Se noi, ritornando indietro di oltre due secoli, osserviamo la nascita delle prime dichiarazioni dei diritti dell'uomo, non possiamo fare a mano di constatare che esse sono state l'iniziativa di due popoli - l'americano e il francese - che, essendo appena usciti da situazioni non democratiche (lo stato di colonia, nel primo caso, e la monarchia assoluta, nel secondo), desideravano fissare, in questi documenti, i princìpi - di libertà e di autonomia - della loro nuova condizione collettiva, a suggello di quanto già realizzato, ma anche come baluardo contro ogni possibile pericolo di ritorno al passato.

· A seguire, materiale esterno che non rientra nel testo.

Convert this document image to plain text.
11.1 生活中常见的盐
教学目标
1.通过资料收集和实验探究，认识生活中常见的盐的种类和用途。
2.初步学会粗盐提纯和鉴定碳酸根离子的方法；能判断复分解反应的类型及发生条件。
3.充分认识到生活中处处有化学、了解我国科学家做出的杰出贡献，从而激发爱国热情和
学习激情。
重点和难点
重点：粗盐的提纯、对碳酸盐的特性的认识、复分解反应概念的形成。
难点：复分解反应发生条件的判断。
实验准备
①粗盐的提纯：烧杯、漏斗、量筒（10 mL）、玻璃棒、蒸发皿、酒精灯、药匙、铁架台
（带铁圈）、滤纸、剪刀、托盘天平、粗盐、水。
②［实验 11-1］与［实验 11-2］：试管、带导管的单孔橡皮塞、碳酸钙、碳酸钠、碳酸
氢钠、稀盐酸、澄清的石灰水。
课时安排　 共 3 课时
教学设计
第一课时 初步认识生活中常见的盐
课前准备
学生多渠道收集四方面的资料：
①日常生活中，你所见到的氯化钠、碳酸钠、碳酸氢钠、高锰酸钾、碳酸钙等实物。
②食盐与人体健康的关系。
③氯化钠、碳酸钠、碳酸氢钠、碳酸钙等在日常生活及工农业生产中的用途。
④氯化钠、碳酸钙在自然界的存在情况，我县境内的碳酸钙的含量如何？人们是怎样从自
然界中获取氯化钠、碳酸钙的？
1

Se, subito dopo, spostiamo lo sguardo al quadro attuale, la conclusione che dovremmo trarne è che l'esigenza da cui essi sono nati dovrebbe essere considerata, nei paesi che si sono date istituzioni democratiche, risolta. Visto che, al loro interno, le condizioni - un tempo separate - di "uomo" e di "cittadino" coincidono, e visto che la sovranità risiede ormai nel popolo, è infatti questo "popolo sovrano" che, se lo vuole, può correggere, in questo campo, tutte le distorsioni e tutte le manchevolezze. E, se non lo fa, vuol dire che non lo vuol fare, o che considera impossibile farlo.
Sostenere di poter sindacare un simile stato di cose dall'esterno - cioè avendo come unico criterio di giudizio i diritti umani - non implica quindi unicamente la affermazione di un "diritto di ingerenza" nella accezione generica del termine - per quanto riguarda, cioè, la riduzione o la soppressione della sovranità statuale - ma pone anche le basi per la sua affermazione anche in suo senso molto più concreto: vale a dire come possibilità di interferenza nel suo processo politico, attraverso la rivendicazione di un potere di decidere fino a che punto agli aspetti "formali" del suo regime democratico - lo svolgimento di elezioni libere, la presenza di una Costituzione basata sulla divisione dei poteri, eccetera - corrisponda una loro effettiva presenza. Ma - ci si deve subito chiedere - chi potrebbe assumersi un simile ruolo? E su quali basi, anche solo di conoscenza, potrebbe essere in grado di esercitarlo?
Di solito questo nodo - questo vero e proprio dilemma che deriva dalla interpretazione attualmente prevalente, ma a mio giudizio del tutto errata, in quanto "totalitaria", dei diritti umani - non viene in piena luce perché, ad essere messi sotto accusa, per la violazione di tali criteri, sono quasi sempre regimi autoritari o dittatoriali. Ma è evidente che, una volta stabilito il loro valore assoluto, il problema si dovrebbe inevitabilmente porre in termini generali. Tutti gli Stati, cioè, dovrebbero essere osservati, giudicati, ed eventualmente condannati e perfino puniti, per i loro comportamenti non conformi a tali regole. Ma - vale ancora una volta la pena di ripeterlo - da parte di chi? E con quali conseguenze?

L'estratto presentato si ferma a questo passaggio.